ETH rejects trendline resistance; bears still control

Ethereum price action remains bearish as ETH repeatedly rejects a falling trendline and a nearby structure-resistance confluence zone. A June 20 TradingView setup by analyst TheSignalyst argues that ETH is still printing lower highs and lower lows, meaning bulls have not yet proven a durable reversal. Key resistance is where the diagonal (trendline) and horizontal structure zone overlap. The added “confluence” effect matters because sellers often respond more aggressively when multiple resistance signals align. On the downside, the major support area to watch is $1,350–$1,500. Traders are advised that ETH may see a controlled pullback into this zone, but a decisive breakdown below it would weaken the broader structure and raise downside pressure. Because Ethereum is the smart-contract benchmark, ETH weakness can spill over into broader altcoin and DeFi risk appetite, even if not every asset tracks ETH one-to-one. Net takeaway for traders: until ETH can reclaim and hold above the resistance area, the market is likely to stay technically compressed, favoring cautious, range-aware positioning. Source context in the article: TradingView/TheSignalyst; focus levels cited for ETH are $1,350–$1,500 support and the falling trendline + structure resistance overhead.
Bearish
The article’s thesis is technical: ETH remains trapped below a falling trendline and a confluence of diagonal (trendline) plus horizontal structure resistance.
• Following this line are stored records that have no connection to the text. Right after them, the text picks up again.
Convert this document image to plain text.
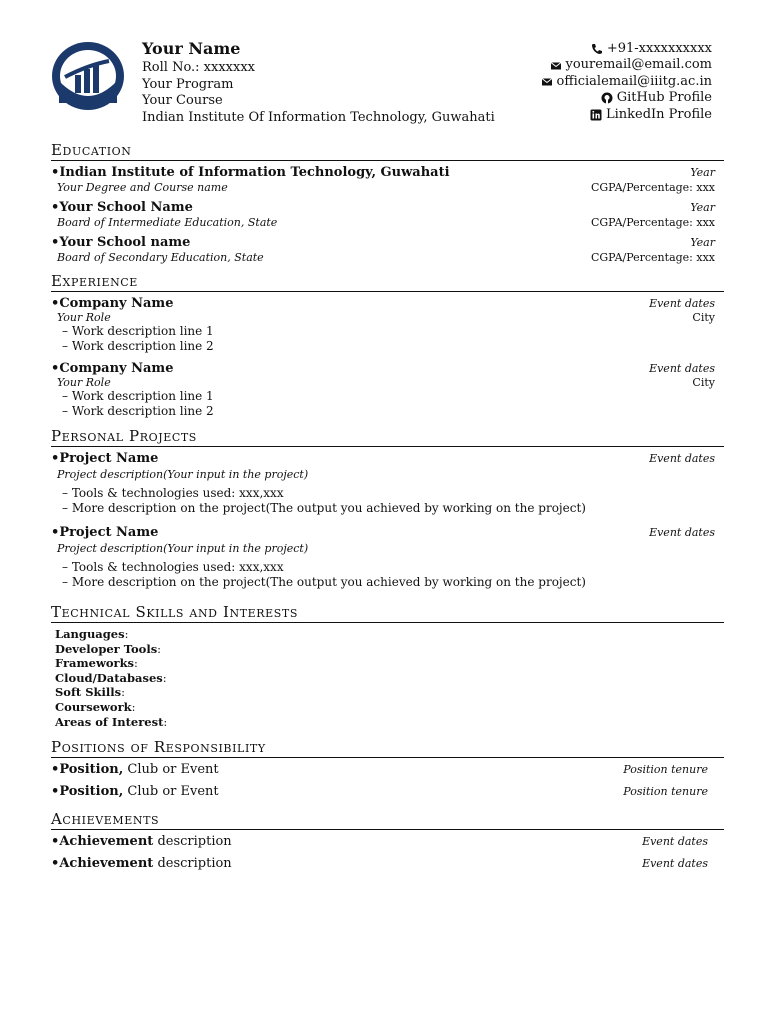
Your Name
Roll No.: xxxxxxx
Your Program
Your Course
Indian Institute Of Information Technology, Guwahati
+91-xxxxxxxxxx
youremail@email.com
officialemail@iiitg.ac.in
GitHub Profile
LinkedIn Profile
Education
•Indian Institute of Information Technology, Guwahati	Year
Your Degree and Course name	CGPA/Percentage: xxx
•Your School Name	Year
Board of Intermediate Education, State	CGPA/Percentage: xxx
•Your School name	Year
Board of Secondary Education, State	CGPA/Percentage: xxx
Experience
•Company Name	Event dates
Your Role	City
– Work description line 1
– Work description line 2
•Company Name	Event dates
Your Role	City
– Work description line 1
– Work description line 2
Personal Projects
•Project Name	Event dates
Project description(Your input in the project)
– Tools & technologies used: xxx,xxx
– More description on the project(The output you achieved by working on the project)
•Project Name	Event dates
Project description(Your input in the project)
– Tools & technologies used: xxx,xxx
– More description on the project(The output you achieved by working on the project)
Technical Skills and Interests
Languages:
Developer Tools:
Frameworks:
Cloud/Databases:
Soft Skills:
Coursework:
Areas of Interest:
Positions of Responsibility
•Position, Club or Event	Position tenure
•Position, Club or Event	Position tenure
Achievements
•Achievement description	Event dates
•Achievement description	Event dates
This typically reinforces short-selling/mean-reversion behavior until price can reclaim the resistance with acceptance. Short-term, traders often react to confluence resistance with repeated rejections, keeping ETH inside a compression/range. The cited $1,350–$1,500 support zone becomes the immediate trigger: holders may defend it, but a clean breakdown often accelerates downside as both discretionary traders and systematic strategies increase bearish follow-through. Long-term, sustained inability to break and hold resistance can shift the market from “rebound” narratives to “structural weakness,” which historically tends to pressure altcoins and DeFi liquidity because ETH is the benchmark for risk-on smart-contract exposure. Similar past setups in crypto markets—where multiple resistance cues align (trendline + key horizontal level)—often produce longer consolidation phases followed by a directional move once support fails or resistance is finally reclaimed. Here, the balance of probabilities in the article favors bears until ETH shows strength above the identified resistance region.